NEW YORK _ The second of six alleged sexual assault survivors is expected to testify at Harvey Weinstein's New York trial Monday.
Mimi Haleyi, a former production assistant at the Weinstein Co. who worked on shows such as "Project Runway," is expected to tell jurors about an attack she says Weinstein carried out inside his Manhattan apartment in 2006.
Weinstein is charged with first-degree rape, two counts of predatory sexual assault, one count of first-degree sexual assault and one count of third-degree rape. The charges stem from Haleyi's allegations and another woman's accusation that the mogul raped her in a New York City hotel in 2013.
Haleyi first came forward in 2017 at a news conference alongside attorney Gloria Allred, who represents several accusers against Weinstein and has sat in the front row of the courtroom since proceedings began last week.
Haleyi said she first met Weinstein at the 2004 premiere of the film "The Aviator." Two years later, while she was working on "Project Runway," she said Weinstein invited her up to his New York apartment for what she believed was a business meeting. Haleyi alleges the Miramax co-founder instead made unwanted advances and forcibly performed oral sex on her.
"He then orally forced himself on me while I was on my period. ... I was in disbelief and disgusted," she said in October 2017. "I would not have wanted anyone to do that to me even if that person had been a romantic partner."

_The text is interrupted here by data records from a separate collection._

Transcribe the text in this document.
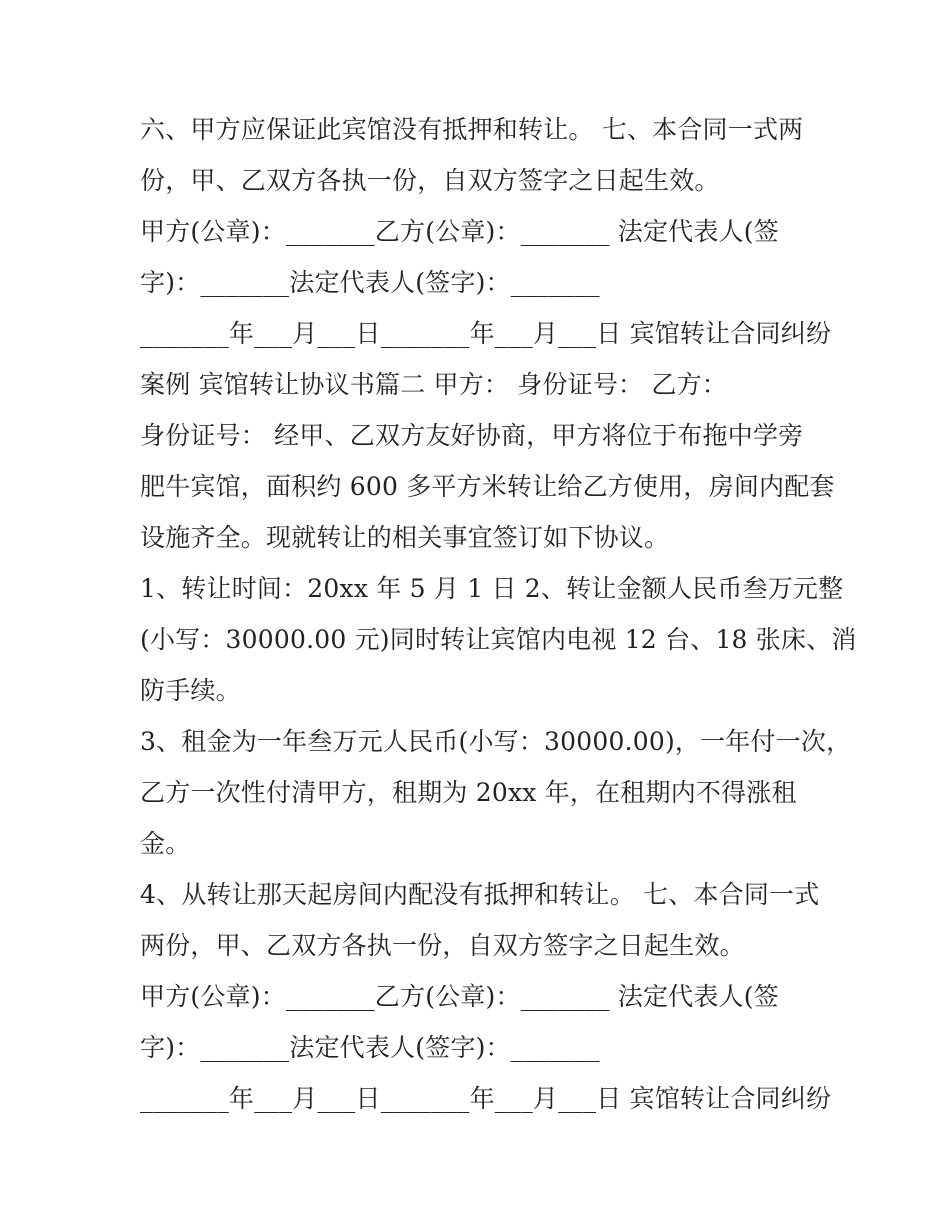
六、甲方应保证此宾馆没有抵押和转让。 七、本合同一式两
份，甲、乙双方各执一份，自双方签字之日起生效。
甲方(公章)：_______乙方(公章)：_______ 法定代表人(签
字)：_______法定代表人(签字)：_______
_______年___月___日_______年___月___日 宾馆转让合同纠纷
案例 宾馆转让协议书篇二 甲方： 身份证号： 乙方：
身份证号： 经甲、乙双方友好协商，甲方将位于布拖中学旁
肥牛宾馆，面积约 600 多平方米转让给乙方使用，房间内配套
设施齐全。现就转让的相关事宜签订如下协议。
1、转让时间：20xx 年 5 月 1 日 2、转让金额人民币叁万元整
(小写：30000.00 元)同时转让宾馆内电视 12 台、18 张床、消
防手续。
3、租金为一年叁万元人民币(小写：30000.00)，一年付一次，
乙方一次性付清甲方，租期为 20xx 年，在租期内不得涨租
金。
4、从转让那天起房间内配没有抵押和转让。 七、本合同一式
两份，甲、乙双方各执一份，自双方签字之日起生效。
甲方(公章)：_______乙方(公章)：_______ 法定代表人(签
字)：_______法定代表人(签字)：_______
_______年___月___日_______年___月___日 宾馆转让合同纠纷
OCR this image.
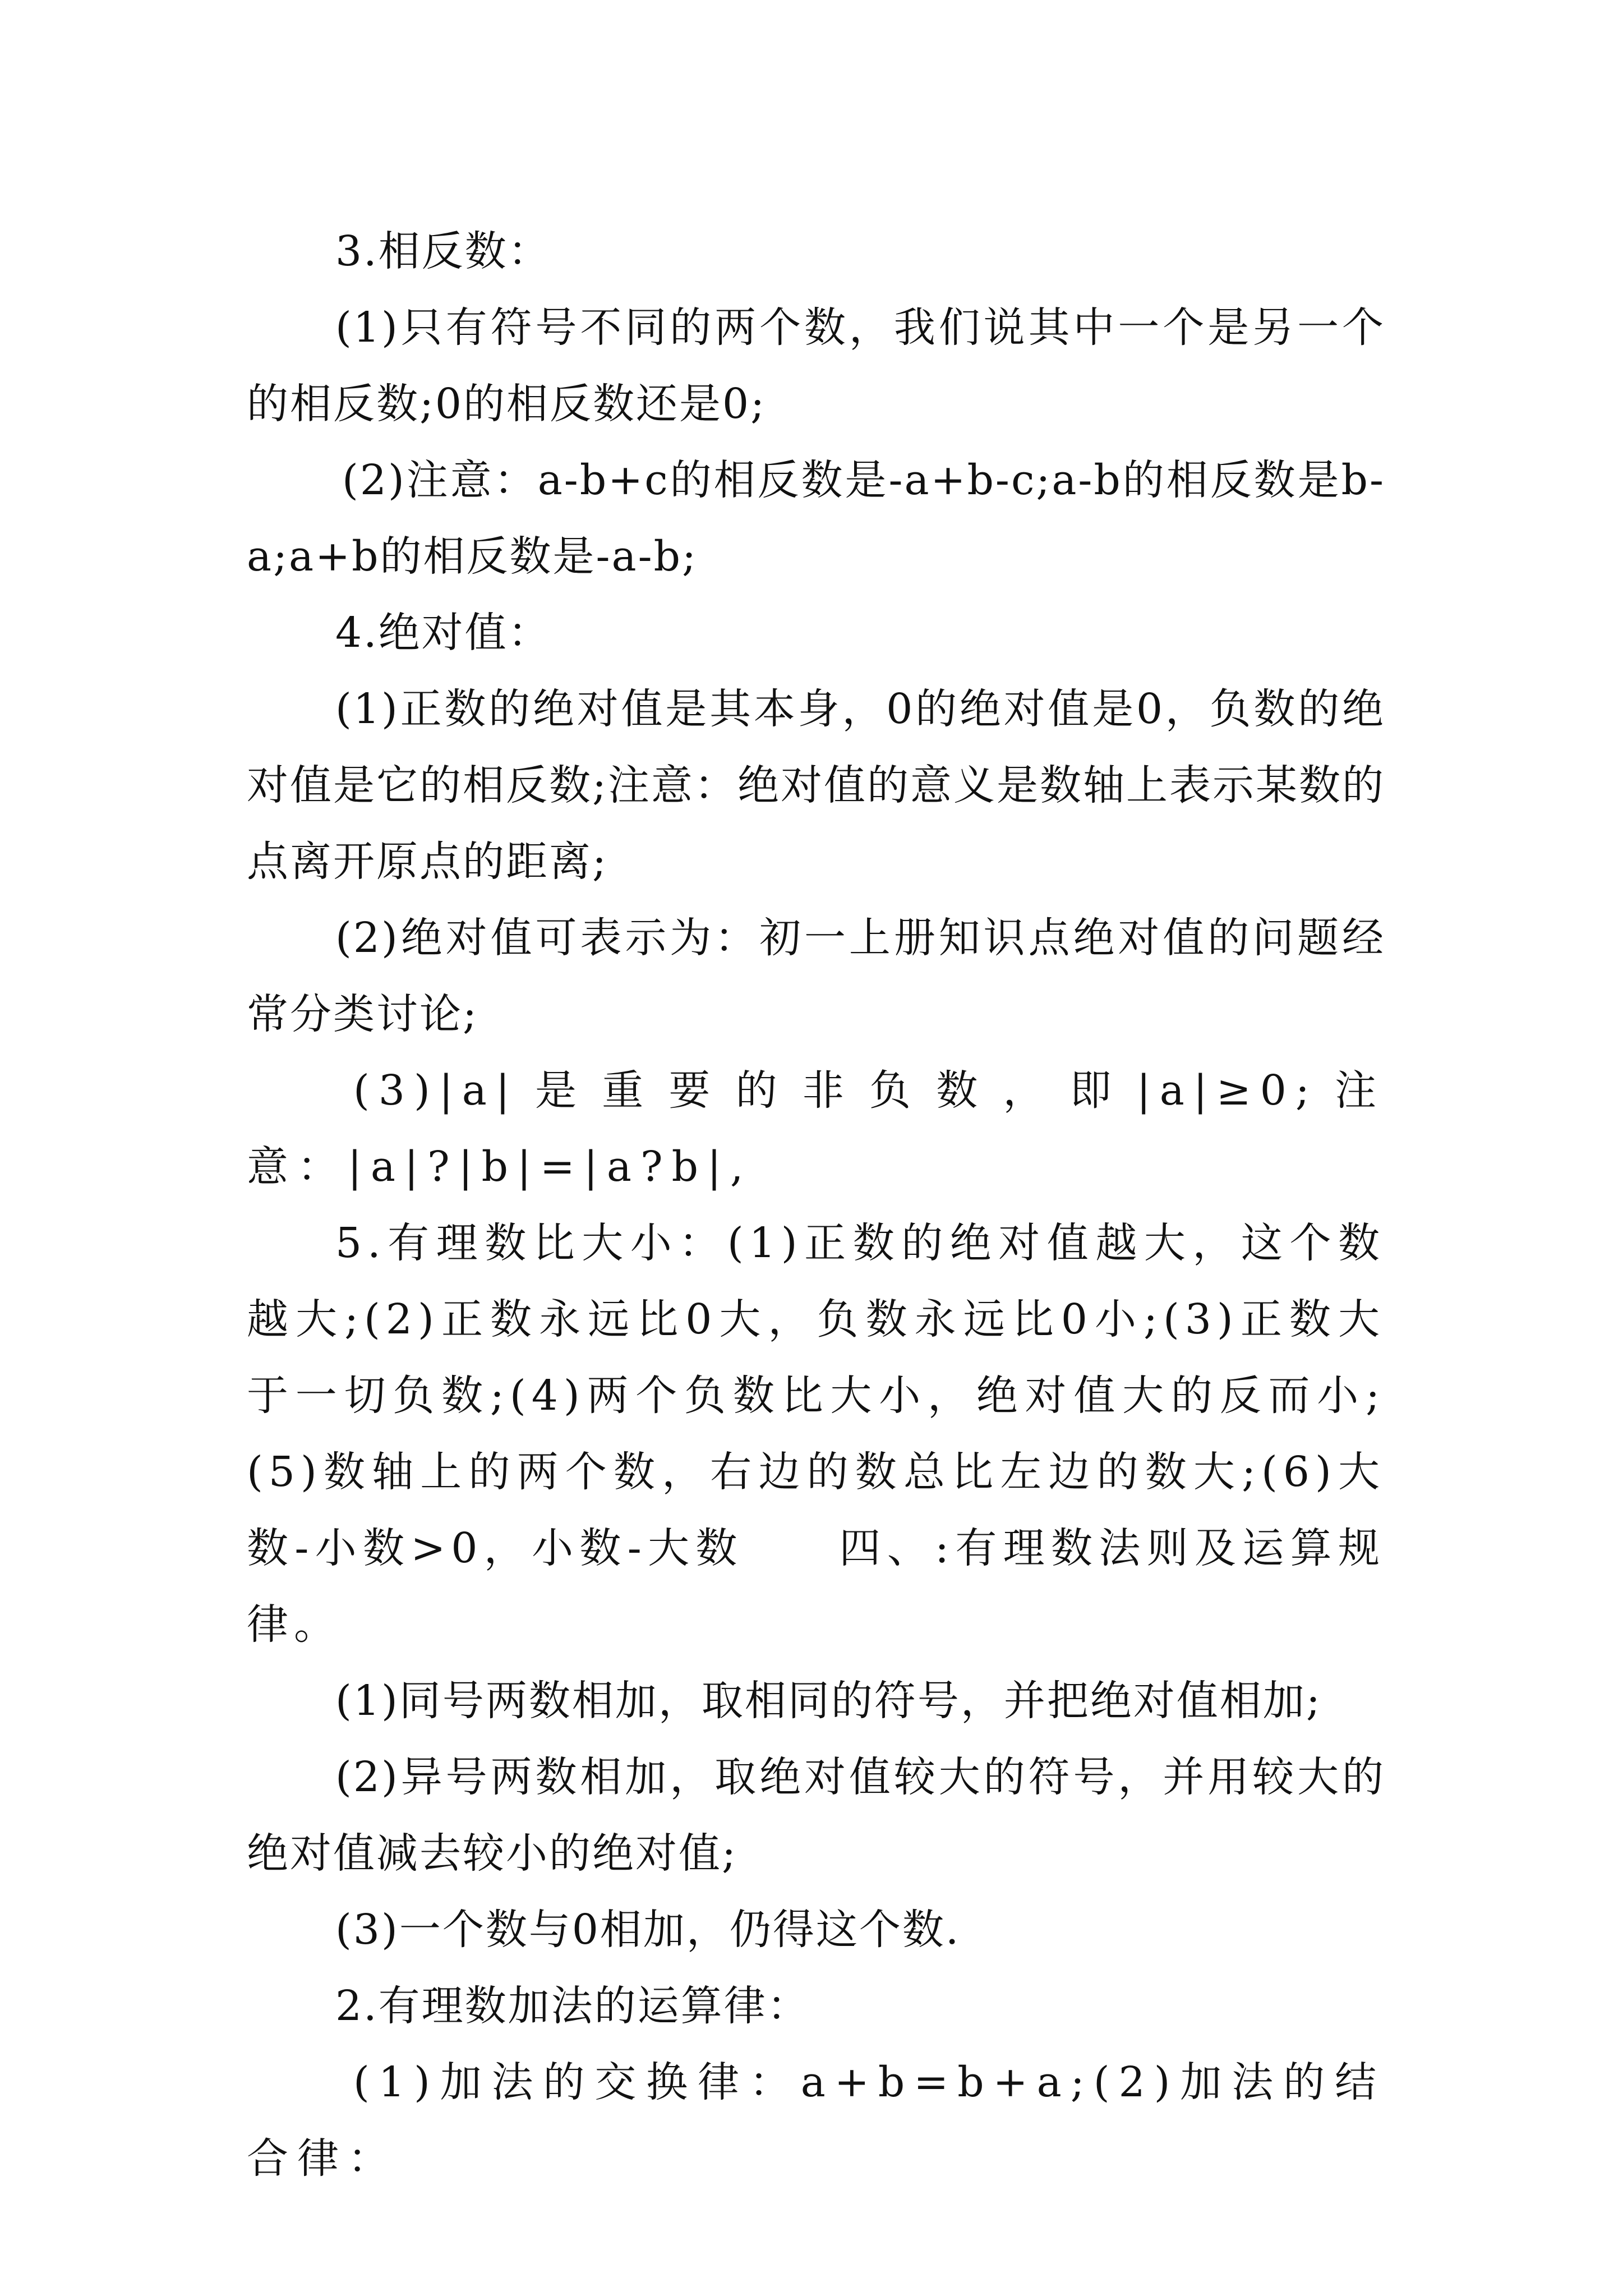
3.相反数：

(1)只有符号不同的两个数，我们说其中一个是另一个的相反数;0的相反数还是0;

(2)注意：a-b+c的相反数是-a+b-c;a-b的相反数是b-a;a+b的相反数是-a-b;

4.绝对值：

(1)正数的绝对值是其本身，0的绝对值是0，负数的绝对值是它的相反数;注意：绝对值的意义是数轴上表示某数的点离开原点的距离;

(2)绝对值可表示为：初一上册知识点绝对值的问题经常分类讨论;

(3)|a|是重要的非负数，即|a|≥0;注意：|a|?|b|=|a?b|,

5.有理数比大小：(1)正数的绝对值越大，这个数越大;(2)正数永远比0大，负数永远比0小;(3)正数大于一切负数;(4)两个负数比大小，绝对值大的反而小;(5)数轴上的两个数，右边的数总比左边的数大;(6)大数-小数>0，小数-大数　　四、:有理数法则及运算规律。

(1)同号两数相加，取相同的符号，并把绝对值相加;

(2)异号两数相加，取绝对值较大的符号，并用较大的绝对值减去较小的绝对值;

(3)一个数与0相加，仍得这个数.

2.有理数加法的运算律：

(1)加法的交换律：a+b=b+a;(2)加法的结合律：
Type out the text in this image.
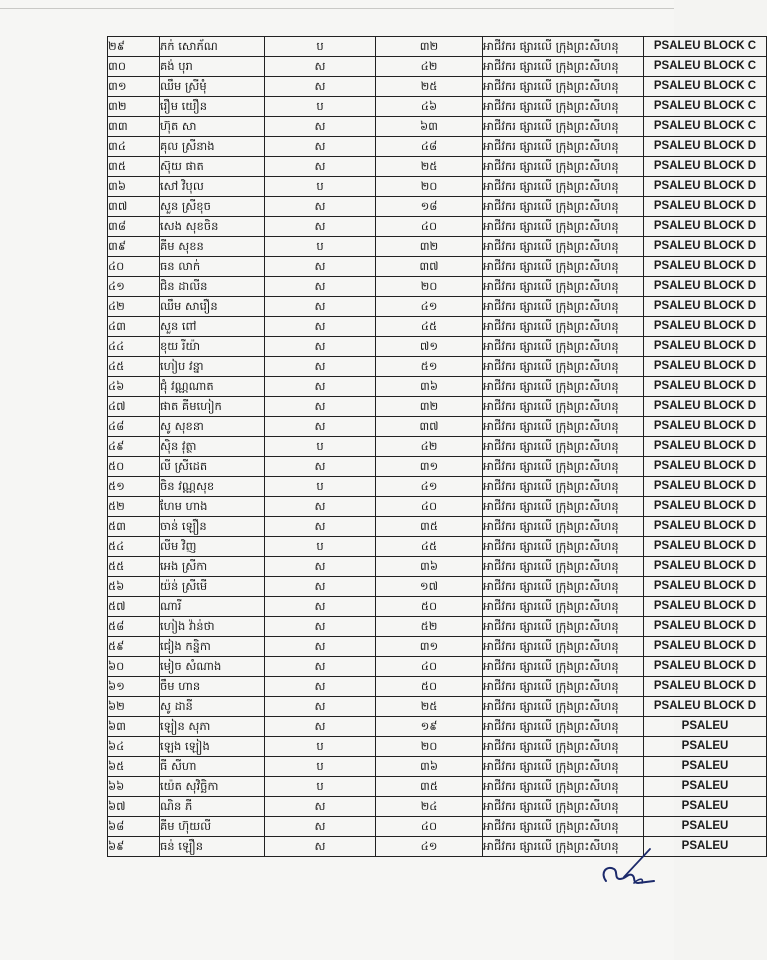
២៩	ភក់ សោភ័ណ	ប	៣២	អាជីវករ ផ្សារលើ ក្រុងព្រះសីហនុ	PSALEU BLOCK C
៣០	គង់ បុរា	ស	៤២	អាជីវករ ផ្សារលើ ក្រុងព្រះសីហនុ	PSALEU BLOCK C
៣១	ឈឹម ស្រីមុំ	ស	២៥	អាជីវករ ផ្សារលើ ក្រុងព្រះសីហនុ	PSALEU BLOCK C
៣២	រឿម យឿន	ប	៤៦	អាជីវករ ផ្សារលើ ក្រុងព្រះសីហនុ	PSALEU BLOCK C
៣៣	ហ៊ុត សា	ស	៦៣	អាជីវករ ផ្សារលើ ក្រុងព្រះសីហនុ	PSALEU BLOCK C
៣៤	គុល ស្រីនាង	ស	៤៨	អាជីវករ ផ្សារលើ ក្រុងព្រះសីហនុ	PSALEU BLOCK D
៣៥	ស៊ុយ ផាត	ស	២៥	អាជីវករ ផ្សារលើ ក្រុងព្រះសីហនុ	PSALEU BLOCK D
៣៦	សៅ វិបុល	ប	២០	អាជីវករ ផ្សារលើ ក្រុងព្រះសីហនុ	PSALEU BLOCK D
៣៧	សួន ស្រីខុច	ស	១៨	អាជីវករ ផ្សារលើ ក្រុងព្រះសីហនុ	PSALEU BLOCK D
៣៨	សេង សុខចិន	ស	៤០	អាជីវករ ផ្សារលើ ក្រុងព្រះសីហនុ	PSALEU BLOCK D
៣៩	គីម សុខន	ប	៣២	អាជីវករ ផ្សារលើ ក្រុងព្រះសីហនុ	PSALEU BLOCK D
៤០	ធន លាក់	ស	៣៧	អាជីវករ ផ្សារលើ ក្រុងព្រះសីហនុ	PSALEU BLOCK D
៤១	ជិន ដាលីន	ស	២០	អាជីវករ ផ្សារលើ ក្រុងព្រះសីហនុ	PSALEU BLOCK D
៤២	ឈឹម សារឿន	ស	៤១	អាជីវករ ផ្សារលើ ក្រុងព្រះសីហនុ	PSALEU BLOCK D
៤៣	សួន ពៅ	ស	៤៥	អាជីវករ ផ្សារលើ ក្រុងព្រះសីហនុ	PSALEU BLOCK D
៤៤	ខុយ រីយ៉ា	ស	៧១	អាជីវករ ផ្សារលើ ក្រុងព្រះសីហនុ	PSALEU BLOCK D
៤៥	ហៀប វន្នា	ស	៥១	អាជីវករ ផ្សារលើ ក្រុងព្រះសីហនុ	PSALEU BLOCK D
៤៦	ជុំ វណ្ណណាត	ស	៣៦	អាជីវករ ផ្សារលើ ក្រុងព្រះសីហនុ	PSALEU BLOCK D
៤៧	ផាត គីមហៀក	ស	៣២	អាជីវករ ផ្សារលើ ក្រុងព្រះសីហនុ	PSALEU BLOCK D
៤៨	សូ សុខនា	ស	៣៧	អាជីវករ ផ្សារលើ ក្រុងព្រះសីហនុ	PSALEU BLOCK D
៤៩	ស៊ិន វុត្ថា	ប	៤២	អាជីវករ ផ្សារលើ ក្រុងព្រះសីហនុ	PSALEU BLOCK D
៥០	លី ស្រីដេត	ស	៣១	អាជីវករ ផ្សារលើ ក្រុងព្រះសីហនុ	PSALEU BLOCK D
៥១	ចិន វណ្ណសុខ	ប	៤១	អាជីវករ ផ្សារលើ ក្រុងព្រះសីហនុ	PSALEU BLOCK D
៥២	ហែម ហាង	ស	៤០	អាជីវករ ផ្សារលើ ក្រុងព្រះសីហនុ	PSALEU BLOCK D
៥៣	ចាន់ ឡឿន	ស	៣៥	អាជីវករ ផ្សារលើ ក្រុងព្រះសីហនុ	PSALEU BLOCK D
៥៤	លីម វិញ	ប	៤៥	អាជីវករ ផ្សារលើ ក្រុងព្រះសីហនុ	PSALEU BLOCK D
៥៥	អេង ស្រីកា	ស	៣៦	អាជីវករ ផ្សារលើ ក្រុងព្រះសីហនុ	PSALEU BLOCK D
៥៦	យ៉ន់ ស្រីមើ	ស	១៧	អាជីវករ ផ្សារលើ ក្រុងព្រះសីហនុ	PSALEU BLOCK D
៥៧	ណារី	ស	៥០	អាជីវករ ផ្សារលើ ក្រុងព្រះសីហនុ	PSALEU BLOCK D
៥៨	ហៀង វ៉ាន់ថា	ស	៥២	អាជីវករ ផ្សារលើ ក្រុងព្រះសីហនុ	PSALEU BLOCK D
៥៩	ជៀង កន្និកា	ស	៣១	អាជីវករ ផ្សារលើ ក្រុងព្រះសីហនុ	PSALEU BLOCK D
៦០	មៀច សំណាង	ស	៤០	អាជីវករ ផ្សារលើ ក្រុងព្រះសីហនុ	PSALEU BLOCK D
៦១	ចឹម ហាន	ស	៥០	អាជីវករ ផ្សារលើ ក្រុងព្រះសីហនុ	PSALEU BLOCK D
៦២	សូ ដានី	ស	២៥	អាជីវករ ផ្សារលើ ក្រុងព្រះសីហនុ	PSALEU BLOCK D
៦៣	ឡៀន សុភា	ស	១៩	អាជីវករ ផ្សារលើ ក្រុងព្រះសីហនុ	PSALEU
៦៤	ឡេង ឡៀង	ប	២០	អាជីវករ ផ្សារលើ ក្រុងព្រះសីហនុ	PSALEU
៦៥	ធី សីហា	ប	៣៦	អាជីវករ ផ្សារលើ ក្រុងព្រះសីហនុ	PSALEU
៦៦	យ៉េត សុវិច្ឆិកា	ប	៣៥	អាជីវករ ផ្សារលើ ក្រុងព្រះសីហនុ	PSALEU
៦៧	ណិន ភី	ស	២៤	អាជីវករ ផ្សារលើ ក្រុងព្រះសីហនុ	PSALEU
៦៨	គីម ហ៊ុយលី	ស	៤០	អាជីវករ ផ្សារលើ ក្រុងព្រះសីហនុ	PSALEU
៦៩	ធន់ ឡឿន	ស	៤១	អាជីវករ ផ្សារលើ ក្រុងព្រះសីហនុ	PSALEU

Weinstein has denied all wrongdoing, and his defense team has spent much of the past few days trying to reframe each encounter as consensual. Attorneys Donna Rotunno and Damon Cheronis have repeatedly referenced emails and other communications between Weinstein and his accusers that took place long after the dates of the alleged assaults, questioning why the women would have such positive interactions with him if he was a violent predator.
After the date of the alleged 2006 assault, Cheronis said, Haleyi flew to London with Weinstein and later reached out to pitch him a television show. In 2008, Cheronis claimed Haleyi even sent him a message that seemed almost romantic.
"That's not predator and prey," Cheronis said. "The state is going to try and pull a magic trick and say it was because she was fearful ... that's not true."
Haleyi's expected testimony follows that of Annabella Sciorra, the Brooklyn actress of "Sopranos" fame who has claimed Weinstein assaulted her in her Gramercy Park home in the early 1990s.
For more than two hours, Sciorra told jurors how she came to know Weinstein as she broke into the acting world in the early 1990s. She alleged Weinstein forced his way into her apartment after he offered her a ride home from an industry dinner event in Manhattan in either late 1993 or 1994 and attacked her.
"I was trying to get him off of me. I was punching him. I was kicking him. I was just trying to get him away from me and he took my hands and he put them over my head," Sciorra, 59, testified last week, breaking into tears on the stand. "He got on top of me and he raped me."
Sciorra also said Weinstein stalked her while she was filming a movie in London in late 1994, making so many unwanted advances that she secretly changed hotels to avoid him. Actress Rosie Perez also testified last week that Sciorra told her about the assault in 1994, undercutting defense scrutiny over why Sciorra waited so long to come forward.